What would you do when your 5-year-old comes home everyday with tales of ‘C says I’m naughty but I’m not!’ ‘C says I smell’ ‘C always tells on me’ ‘C doesn’t want to play with me’….
We have generally encouraged Georgia to avoid playing with C, “Play with someone else” we say; “Ignore her, if she wants to be nasty you don’t have to play with her”.
But I remember being nine, in Standard 3 in primary school and always having ‘trouble’ with one particular girl.
Even at that age, I thought she was mean, conniving and generally not very nice, she told lies with the sweetest smile ever; but looking at her you’d never have guessed it – she was cute and sweet and very pretty, and for some bizzare reason, for that one particular year our paths always crossed and we always had run-ins; in short, for a while, she was the bane of my life!
I think eventually I learnt to avoid her, choosing other friends to play with, and as we got older (we stayed in the same school) but we got placed in different classes, based on different subject choices, and thankfully I didn’t ever have quite another experience like that throughout the rest of my school life!
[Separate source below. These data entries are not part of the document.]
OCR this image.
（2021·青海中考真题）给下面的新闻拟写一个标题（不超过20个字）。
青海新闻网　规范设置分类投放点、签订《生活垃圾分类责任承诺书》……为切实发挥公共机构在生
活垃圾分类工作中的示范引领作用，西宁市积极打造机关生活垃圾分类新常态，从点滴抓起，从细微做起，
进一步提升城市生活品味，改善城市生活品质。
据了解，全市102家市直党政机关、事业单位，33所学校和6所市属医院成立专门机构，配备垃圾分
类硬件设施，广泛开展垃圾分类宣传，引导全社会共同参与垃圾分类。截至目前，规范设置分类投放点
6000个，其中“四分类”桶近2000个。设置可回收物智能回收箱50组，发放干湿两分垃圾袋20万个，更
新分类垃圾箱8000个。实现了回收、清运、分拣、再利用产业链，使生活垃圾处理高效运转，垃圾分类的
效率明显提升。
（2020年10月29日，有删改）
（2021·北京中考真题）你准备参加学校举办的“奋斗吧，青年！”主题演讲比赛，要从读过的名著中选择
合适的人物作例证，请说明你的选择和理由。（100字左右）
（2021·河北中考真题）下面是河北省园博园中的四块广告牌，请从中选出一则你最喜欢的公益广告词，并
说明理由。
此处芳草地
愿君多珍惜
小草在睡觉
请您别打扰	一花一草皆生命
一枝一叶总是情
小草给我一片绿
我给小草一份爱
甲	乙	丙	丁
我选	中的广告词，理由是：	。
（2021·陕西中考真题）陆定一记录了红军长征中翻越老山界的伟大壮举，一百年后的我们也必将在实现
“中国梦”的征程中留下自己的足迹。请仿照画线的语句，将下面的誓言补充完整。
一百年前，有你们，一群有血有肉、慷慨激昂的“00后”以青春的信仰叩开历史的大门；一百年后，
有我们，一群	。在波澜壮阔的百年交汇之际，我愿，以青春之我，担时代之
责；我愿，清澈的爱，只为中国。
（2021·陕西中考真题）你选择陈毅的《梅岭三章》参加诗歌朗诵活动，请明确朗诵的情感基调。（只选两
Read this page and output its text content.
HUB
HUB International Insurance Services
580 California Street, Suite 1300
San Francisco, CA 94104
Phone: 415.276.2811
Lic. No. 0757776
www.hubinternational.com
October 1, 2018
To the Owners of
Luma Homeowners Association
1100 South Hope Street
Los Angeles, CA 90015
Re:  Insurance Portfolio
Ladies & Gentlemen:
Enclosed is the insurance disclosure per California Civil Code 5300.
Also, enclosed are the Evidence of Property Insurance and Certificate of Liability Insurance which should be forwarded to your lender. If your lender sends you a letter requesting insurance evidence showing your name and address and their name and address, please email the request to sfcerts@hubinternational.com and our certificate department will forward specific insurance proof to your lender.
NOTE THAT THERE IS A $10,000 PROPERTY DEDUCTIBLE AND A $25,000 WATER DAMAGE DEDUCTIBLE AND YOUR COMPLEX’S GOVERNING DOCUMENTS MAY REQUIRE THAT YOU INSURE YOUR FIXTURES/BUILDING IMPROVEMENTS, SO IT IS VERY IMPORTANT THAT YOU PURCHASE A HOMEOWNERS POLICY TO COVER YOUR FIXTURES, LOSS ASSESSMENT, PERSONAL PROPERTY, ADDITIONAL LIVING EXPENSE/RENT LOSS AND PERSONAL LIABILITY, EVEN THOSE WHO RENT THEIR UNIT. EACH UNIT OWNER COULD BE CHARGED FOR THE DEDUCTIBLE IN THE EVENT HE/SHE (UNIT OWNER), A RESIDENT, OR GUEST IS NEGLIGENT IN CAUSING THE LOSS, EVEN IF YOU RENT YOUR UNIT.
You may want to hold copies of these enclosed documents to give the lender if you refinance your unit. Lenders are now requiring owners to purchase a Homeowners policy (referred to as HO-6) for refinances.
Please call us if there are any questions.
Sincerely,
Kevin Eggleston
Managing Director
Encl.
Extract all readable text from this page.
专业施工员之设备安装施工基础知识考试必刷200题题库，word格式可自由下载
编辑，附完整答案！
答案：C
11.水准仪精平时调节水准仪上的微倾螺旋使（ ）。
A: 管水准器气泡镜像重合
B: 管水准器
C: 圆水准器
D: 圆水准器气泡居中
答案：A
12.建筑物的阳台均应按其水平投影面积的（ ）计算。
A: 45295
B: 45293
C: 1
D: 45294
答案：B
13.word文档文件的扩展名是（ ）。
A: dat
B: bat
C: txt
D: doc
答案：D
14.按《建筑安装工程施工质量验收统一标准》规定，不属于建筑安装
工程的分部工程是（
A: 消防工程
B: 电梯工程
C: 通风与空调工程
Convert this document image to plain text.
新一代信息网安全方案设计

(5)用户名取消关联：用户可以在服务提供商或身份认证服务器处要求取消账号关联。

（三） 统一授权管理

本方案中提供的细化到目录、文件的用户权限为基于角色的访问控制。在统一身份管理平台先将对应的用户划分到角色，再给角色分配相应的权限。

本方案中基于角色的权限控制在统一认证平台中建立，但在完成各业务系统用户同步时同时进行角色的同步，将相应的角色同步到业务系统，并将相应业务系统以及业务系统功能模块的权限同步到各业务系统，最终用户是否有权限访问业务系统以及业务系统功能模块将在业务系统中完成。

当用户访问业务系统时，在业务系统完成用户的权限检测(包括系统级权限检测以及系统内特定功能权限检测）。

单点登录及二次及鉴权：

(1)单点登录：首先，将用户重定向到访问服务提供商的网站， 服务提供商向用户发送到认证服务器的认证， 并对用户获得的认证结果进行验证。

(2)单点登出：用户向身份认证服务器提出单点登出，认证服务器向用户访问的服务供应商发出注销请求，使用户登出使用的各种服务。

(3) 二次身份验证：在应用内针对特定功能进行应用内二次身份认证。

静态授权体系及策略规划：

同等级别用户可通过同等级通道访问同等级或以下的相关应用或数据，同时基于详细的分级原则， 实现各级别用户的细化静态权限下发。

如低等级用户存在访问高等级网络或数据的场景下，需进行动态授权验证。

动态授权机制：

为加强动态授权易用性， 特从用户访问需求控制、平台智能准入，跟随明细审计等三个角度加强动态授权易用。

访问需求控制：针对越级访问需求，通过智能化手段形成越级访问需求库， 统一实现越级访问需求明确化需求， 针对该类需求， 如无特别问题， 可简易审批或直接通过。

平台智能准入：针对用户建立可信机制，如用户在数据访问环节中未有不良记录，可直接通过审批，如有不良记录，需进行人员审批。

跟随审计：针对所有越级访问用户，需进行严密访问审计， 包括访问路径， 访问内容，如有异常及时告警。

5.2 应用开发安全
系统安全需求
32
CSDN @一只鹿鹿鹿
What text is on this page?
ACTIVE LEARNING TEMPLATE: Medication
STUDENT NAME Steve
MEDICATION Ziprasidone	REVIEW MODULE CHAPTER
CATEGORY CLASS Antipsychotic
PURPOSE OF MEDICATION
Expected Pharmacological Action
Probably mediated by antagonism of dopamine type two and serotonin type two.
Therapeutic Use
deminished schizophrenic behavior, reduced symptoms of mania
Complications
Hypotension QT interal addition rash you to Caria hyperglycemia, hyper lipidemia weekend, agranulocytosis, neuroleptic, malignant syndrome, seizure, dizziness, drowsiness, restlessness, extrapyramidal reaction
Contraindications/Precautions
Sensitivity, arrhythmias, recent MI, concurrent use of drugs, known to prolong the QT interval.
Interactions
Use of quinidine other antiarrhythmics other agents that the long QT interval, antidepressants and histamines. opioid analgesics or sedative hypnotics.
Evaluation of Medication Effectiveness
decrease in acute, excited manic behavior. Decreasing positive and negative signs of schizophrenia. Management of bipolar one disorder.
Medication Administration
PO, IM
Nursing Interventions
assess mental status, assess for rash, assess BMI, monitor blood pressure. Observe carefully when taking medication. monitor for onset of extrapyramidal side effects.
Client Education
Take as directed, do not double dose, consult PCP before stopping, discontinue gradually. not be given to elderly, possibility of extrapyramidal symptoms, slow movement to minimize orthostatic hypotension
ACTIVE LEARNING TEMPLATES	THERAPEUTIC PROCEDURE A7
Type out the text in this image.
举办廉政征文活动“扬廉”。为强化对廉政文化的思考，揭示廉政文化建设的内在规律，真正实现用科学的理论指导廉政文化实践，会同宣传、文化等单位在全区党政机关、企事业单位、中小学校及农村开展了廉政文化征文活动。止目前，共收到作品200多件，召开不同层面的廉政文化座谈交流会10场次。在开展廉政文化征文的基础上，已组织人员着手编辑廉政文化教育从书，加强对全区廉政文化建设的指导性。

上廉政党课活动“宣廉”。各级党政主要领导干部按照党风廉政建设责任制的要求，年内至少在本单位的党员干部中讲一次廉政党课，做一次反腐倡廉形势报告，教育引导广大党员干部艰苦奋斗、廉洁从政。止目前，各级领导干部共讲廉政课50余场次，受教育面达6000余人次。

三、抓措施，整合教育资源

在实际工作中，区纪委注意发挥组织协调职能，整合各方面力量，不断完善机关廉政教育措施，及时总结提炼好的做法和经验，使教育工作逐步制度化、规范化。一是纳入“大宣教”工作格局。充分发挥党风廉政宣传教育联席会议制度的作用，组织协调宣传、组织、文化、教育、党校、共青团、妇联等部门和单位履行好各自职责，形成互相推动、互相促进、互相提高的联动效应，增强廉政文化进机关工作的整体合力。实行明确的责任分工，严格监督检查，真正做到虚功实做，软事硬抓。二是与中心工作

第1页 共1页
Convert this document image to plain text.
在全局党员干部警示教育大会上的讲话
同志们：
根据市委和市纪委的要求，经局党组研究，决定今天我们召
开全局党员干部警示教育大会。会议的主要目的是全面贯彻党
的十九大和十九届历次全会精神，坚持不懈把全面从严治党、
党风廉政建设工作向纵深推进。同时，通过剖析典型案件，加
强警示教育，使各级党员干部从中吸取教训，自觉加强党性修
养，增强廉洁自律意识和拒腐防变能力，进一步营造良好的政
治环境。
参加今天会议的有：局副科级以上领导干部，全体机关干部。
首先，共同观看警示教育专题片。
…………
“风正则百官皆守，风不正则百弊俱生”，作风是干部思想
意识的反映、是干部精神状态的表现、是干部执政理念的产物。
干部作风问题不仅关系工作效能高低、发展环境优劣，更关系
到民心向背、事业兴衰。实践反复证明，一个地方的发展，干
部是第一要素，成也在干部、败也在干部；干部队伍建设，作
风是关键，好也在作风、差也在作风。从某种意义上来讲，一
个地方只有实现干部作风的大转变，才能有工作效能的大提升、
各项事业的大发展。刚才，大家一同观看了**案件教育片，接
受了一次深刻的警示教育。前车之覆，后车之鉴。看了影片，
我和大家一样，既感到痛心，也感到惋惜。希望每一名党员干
Now I must admit, I’m not very good at confrontation – being a typical ‘Rabbit’ through and through, I seek to avoid any form of confrontation if remotely possible; so lucky for me then, but now that I find myself older, I am none the wiser in dealing with issues of this type – and it frustrates me no end that I can’t help Georgia navigate this minefield of ‘female-dom’ any better.
In the run-up to Christmas (2010) last year, C kept being mentioned, and it was always in the context of, ‘C says my angel costume isn’t as pretty as hers’; ‘C says I’m naughty but I’m not’ ‘C says my angel wings are ugly’; by all accounts, C sounded like one ‘not very nice’ child. But I know Georgia, and much as I love her, I do know she can most of the time stand up for herself and give as good as she gets, usually, which makes her no angel either.
So my responses then, were along the lines of ‘Why did she say that?’ ‘What did you do?’ (Typical of me (!) -to expect that my child must have been nasty to warrant such comments) It progressively got to the point where it was upsetting her so much she didn’t want to go to school!
So I had a word with her Class teacher and mentioned that Georgia was upset at C’s behaviour. Her general response was ‘I hear what you’re saying but it’s the end of term and they are all tired and grouchy, but we will keep and eye on it’, and so I left it at that.
We had a C-free Christmas and New Year but when the new term started, the C stories generally started again. It was half-way through the term when I found out from another mum, that Georgia was not C’s only target! It was a thankful revelation, a bit like a solidarity, even if it technically was a solidarity of being victims.
Armed with this little store of knowledge, and the C stories continuing at home, I talked to her teacher once more and this time came away with this response ‘There really is just a personality clash. They are both strong characters and both very similar.’
The peace-maker in me reigned – I left it at that, fuming and rather annoyed but saying no more.
We occassionally have a week free of C-mentions and I claim those as my weeks of calm. Generally though, C has been a constant virtual visitor in our house every day, and we have repeated our advice ‘Play with someone else’ ‘Ignore what she says’ over and over until yesterday the penny dropped.
It finally occurred to me, that maybe Georgia wasn’t tell us to ask for help in ‘solving’ the situation, she just wanted us to listen!
So today, when the C stories started again, we listened, and we encouraged her to think of ways she could feel better and deal with C better.
I keep wondering though, is this the best we can do? Do the realities of life, of there being unkind, nasty people in the world, really have to start at age 5?
Have you encountered this? How did you deal with it? Any advice, thoughts or comments would be gratefully received!